Normally the rate of thyroid hormone production is controlled by the pituitary gland located at the base of the brain. When the supply of thyroid hormones is insufficient, the pituitary gland releases thyroid-stimulating hormone (TSH) to trigger the production of thyroid hormones in the thyroid gland. If the thyroid gland is unable to produce the thyroid hormones, the pituitary releases more and more TSH. By measuring the amount of TSH, it is possible to test for the cause of hypothyroidism.
- Hashimoto’s disease (also called Hashimoto’s thyroiditis or chronic lymphocytic thyroiditis), or inflammation of the thyroid gland – this condition is a disorder of the immune system, which usually protects you from infection, but in this case destroys thyroid tissue and/or inhibits the action of thyroid hormones. The thyroid gland is initially enlarged (goitre) and cannot produce the required thyroid hormones. Later the gland becomes small and hard.
- Radiation treatment for an overactive thyroid gland (hyperthyroidism) or cancers of the head and neck – this may have shrunk or destroyed the gland.

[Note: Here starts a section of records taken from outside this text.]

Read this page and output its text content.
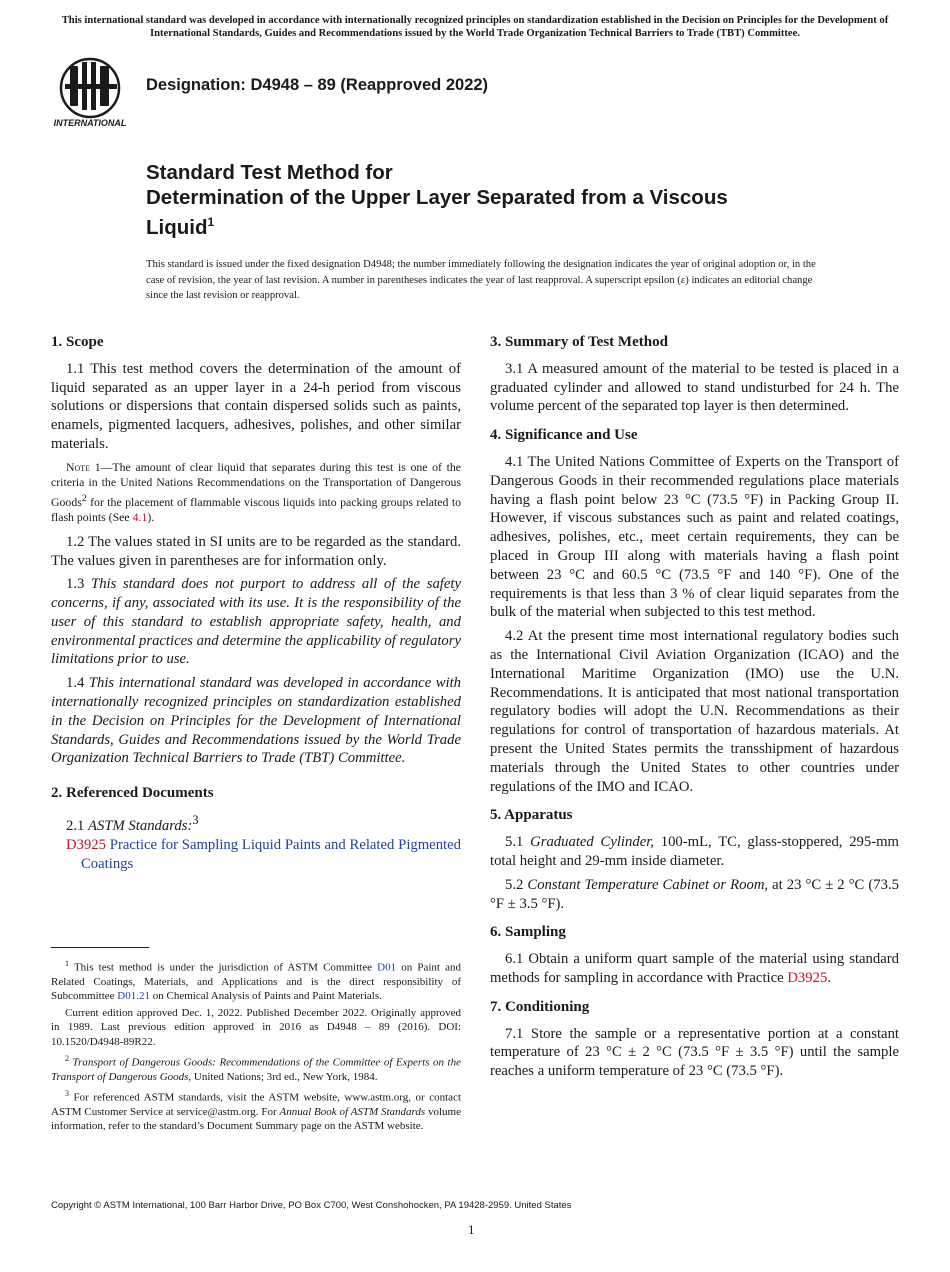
This international standard was developed in accordance with internationally recognized principles on standardization established in the Decision on Principles for the Development of International Standards, Guides and Recommendations issued by the World Trade Organization Technical Barriers to Trade (TBT) Committee.
INTERNATIONAL
Designation: D4948 – 89 (Reapproved 2022)
Standard Test Method for
Determination of the Upper Layer Separated from a Viscous
Liquid$^1$
This standard is issued under the fixed designation D4948; the number immediately following the designation indicates the year of original adoption or, in the case of revision, the year of last revision. A number in parentheses indicates the year of last reapproval. A superscript epsilon (ε) indicates an editorial change since the last revision or reapproval.
1. Scope

1.1 This test method covers the determination of the amount of liquid separated as an upper layer in a 24-h period from viscous solutions or dispersions that contain dispersed solids such as paints, enamels, pigmented lacquers, adhesives, polishes, and other similar materials.

Note 1—The amount of clear liquid that separates during this test is one of the criteria in the United Nations Recommendations on the Transportation of Dangerous Goods$^2$ for the placement of flammable viscous liquids into packing groups related to flash points (See 4.1).

1.2 The values stated in SI units are to be regarded as the standard. The values given in parentheses are for information only.

1.3 This standard does not purport to address all of the safety concerns, if any, associated with its use. It is the responsibility of the user of this standard to establish appropriate safety, health, and environmental practices and determine the applicability of regulatory limitations prior to use.

1.4 This international standard was developed in accordance with internationally recognized principles on standardization established in the Decision on Principles for the Development of International Standards, Guides and Recommendations issued by the World Trade Organization Technical Barriers to Trade (TBT) Committee.

2. Referenced Documents

2.1 ASTM Standards:$^3$

D3925 Practice for Sampling Liquid Paints and Related Pigmented Coatings

3. Summary of Test Method

3.1 A measured amount of the material to be tested is placed in a graduated cylinder and allowed to stand undisturbed for 24 h. The volume percent of the separated top layer is then determined.

4. Significance and Use

4.1 The United Nations Committee of Experts on the Transport of Dangerous Goods in their recommended regulations place materials having a flash point below 23 °C (73.5 °F) in Packing Group II. However, if viscous substances such as paint and related coatings, adhesives, polishes, etc., meet certain requirements, they can be placed in Group III along with materials having a flash point between 23 °C and 60.5 °C (73.5 °F and 140 °F). One of the requirements is that less than 3 % of clear liquid separates from the bulk of the material when subjected to this test method.

4.2 At the present time most international regulatory bodies such as the International Civil Aviation Organization (ICAO) and the International Maritime Organization (IMO) use the U.N. Recommendations. It is anticipated that most national transportation regulatory bodies will adopt the U.N. Recommendations as their regulations for control of transportation of hazardous materials. At present the United States permits the transshipment of hazardous materials through the United States to other countries under regulations of the IMO and ICAO.

5. Apparatus

5.1 Graduated Cylinder, 100-mL, TC, glass-stoppered, 295-mm total height and 29-mm inside diameter.

5.2 Constant Temperature Cabinet or Room, at 23 °C ± 2 °C (73.5 °F ± 3.5 °F).

6. Sampling

6.1 Obtain a uniform quart sample of the material using standard methods for sampling in accordance with Practice D3925.

7. Conditioning

7.1 Store the sample or a representative portion at a constant temperature of 23 °C ± 2 °C (73.5 °F ± 3.5 °F) until the sample reaches a uniform temperature of 23 °C (73.5 °F).

$^1$ This test method is under the jurisdiction of ASTM Committee D01 on Paint and Related Coatings, Materials, and Applications and is the direct responsibility of Subcommittee D01.21 on Chemical Analysis of Paints and Paint Materials.

Current edition approved Dec. 1, 2022. Published December 2022. Originally approved in 1989. Last previous edition approved in 2016 as D4948 – 89 (2016). DOI: 10.1520/D4948-89R22.

$^2$ Transport of Dangerous Goods: Recommendations of the Committee of Experts on the Transport of Dangerous Goods, United Nations; 3rd ed., New York, 1984.

$^3$ For referenced ASTM standards, visit the ASTM website, www.astm.org, or contact ASTM Customer Service at service@astm.org. For Annual Book of ASTM Standards volume information, refer to the standard’s Document Summary page on the ASTM website.

Copyright © ASTM International, 100 Barr Harbor Drive, PO Box C700, West Conshohocken, PA 19428-2959. United States
1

- Surgical removal of the thyroid gland as treatment for thyroid cancer, hyperthyroidism, goitre or cancerous thyroid nodules
- Inflammation of the thyroid gland (thyroiditis) after a viral illness – this may lead to temporary hypothyroidism
- Failure of the pituitary gland to release sufficient TSH to stimulate production of the thyroid hormones (rare)

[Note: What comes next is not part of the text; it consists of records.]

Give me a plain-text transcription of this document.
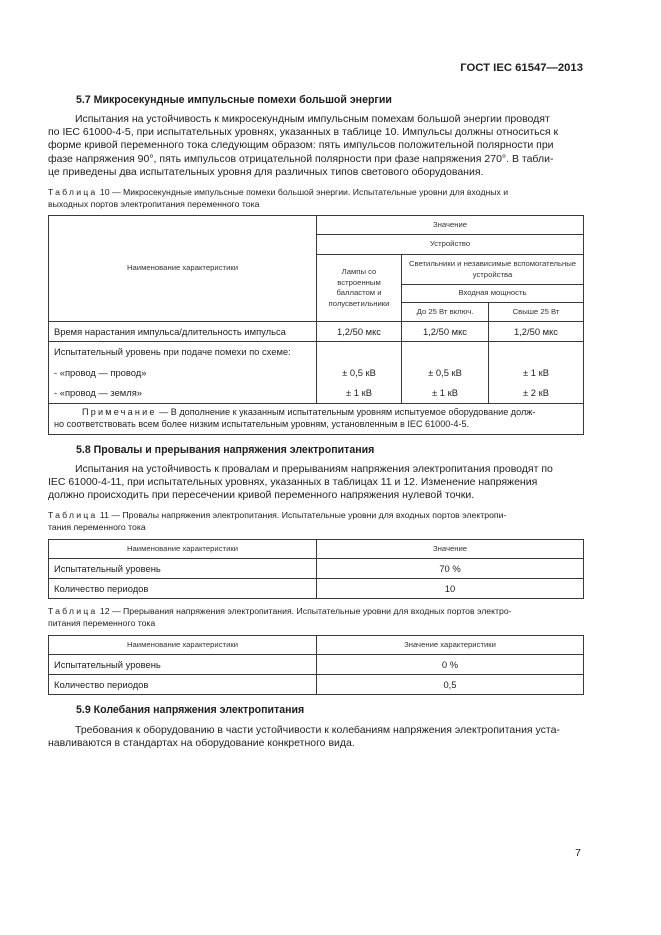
ГОСТ IEC 61547—2013
5.7 Микросекундные импульсные помехи большой энергии
Испытания на устойчивость к микросекундным импульсным помехам большой энергии проводят
по IEC 61000-4-5, при испытательных уровнях, указанных в таблице 10. Импульсы должны относиться к
форме кривой переменного тока следующим образом: пять импульсов положительной полярности при
фазе напряжения 90°, пять импульсов отрицательной полярности при фазе напряжения 270°. В табли-
це приведены два испытательных уровня для различных типов светового оборудования.
Таблица 10 — Микросекундные импульсные помехи большой энергии. Испытательные уровни для входных и
выходных портов электропитания переменного тока
Наименование характеристики	Значение		
	Устройство		
	Лампы со встроенным балластом и полусветильники	Светильники и независимые вспомогательные устройства	
		Входная мощность	
		До 25 Вт включ.	Свыше 25 Вт
Время нарастания импульса/длительность импульса	1,2/50 мкс	1,2/50 мкс	1,2/50 мкс
Испытательный уровень при подаче помехи по схеме:			
- «провод — провод»	± 0,5 кВ	± 0,5 кВ	± 1 кВ
- «провод — земля»	± 1 кВ	± 1 кВ	± 2 кВ
Примечание — В дополнение к указанным испытательным уровням испытуемое оборудование долж-
но соответствовать всем более низким испытательным уровням, установленным в IEC 61000-4-5.			
5.8 Провалы и прерывания напряжения электропитания
Испытания на устойчивость к провалам и прерываниям напряжения электропитания проводят по
IEC 61000-4-11, при испытательных уровнях, указанных в таблицах 11 и 12. Изменение напряжения
должно происходить при пересечении кривой переменного напряжения нулевой точки.
Таблица 11 — Провалы напряжения электропитания. Испытательные уровни для входных портов электропи-
тания переменного тока
Наименование характеристики	Значение
Испытательный уровень	70 %
Количество периодов	10
Таблица 12 — Прерывания напряжения электропитания. Испытательные уровни для входных портов электро-
питания переменного тока
Наименование характеристики	Значение характеристики
Испытательный уровень	0 %
Количество периодов	0,5
5.9 Колебания напряжения электропитания
Требования к оборудованию в части устойчивости к колебаниям напряжения электропитания уста-
навливаются в стандартах на оборудование конкретного вида.
7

- Congenital hypothyroidism, a rare condition in infants who are born without thyroid glands or with glands that cannot produce thyroid hormones
- Pregnancy – may cause a mild hypothyroidism in some women
- Iodine deficiency in the diet, or an excessive amount of iodine from foods such as seaweed
- Medications, such as propylthiouracil (PTU) or methimazole, used for treating an overactive thyroid; lithium carbonate, used in the treatment of psychiatric illness; or amiodarone, used for controlling abnormal heart rhythms
- Inadequate production of thyroid hormones by the thyroid gland, called primary hypothyroidism
The symptoms of hypothyroidism are related to the speed of development and the severity of the condition. People with mild hypothyroidism usually have no symptoms.
Symptoms in adults
The onset of symptoms in adults may be so gradual that it is ascribed to the normal ageing process. These symptoms affect almost all body systems:
- Physical changes, such as thickened facial features
- Thick, dry skin, yellowish skin colour
- Inability to tolerate cold temperatures
- Husky voice
- Dry, coarse hair, loss of hair from outer third of eyebrows, loss of hair from scalp
- Premature greying of hair in young adults
- Brittle nails
- Decreased sweating
- Swelling of arms, legs and feet, and facial puffiness, particularly around the eyes
- Numb and tingling hands
- Swelling in the throat (goitre), caused by an enlarged thyroid
- Changes in the central nervous system
- Sluggishness or drowsiness
- Fatigue, sleepiness and weakness
- Decreased body temperature
- Memory problems, diminished concentration
- Hearing problems
- Slow speech
- Heart (cardiovascular) changes
- Increased cholesterol level
- Slowed heart rate
- High blood pressure (hypertension)
- Changes in the digestive system
- Modest weight gain (3 to 4 kg)
- Changes in bone, muscles and joints
- Muscle aches and cramps
- Changes in the reproductive system
- Heavy or irregular menstrual periods
Symptoms in infants
Severe hypothyroidism in infants causes slow growth and slow mental development. If left untreated, it results in cretinism. The age at which symptoms become apparent and their severity depend on how poorly the baby’s thyroid functions. Symptoms include the following:
- Poor appetite and choking while nursing
- Failure to gain weight and slow growth
- Breathing difficulties
- Hoarse cry
- Enlarged abdomen
- Cold and mottled skin
- Swollen genitals, hands and feet
Reviewed by Dr P.H.S. van Zijl, MB.Ch B. MMed(Int).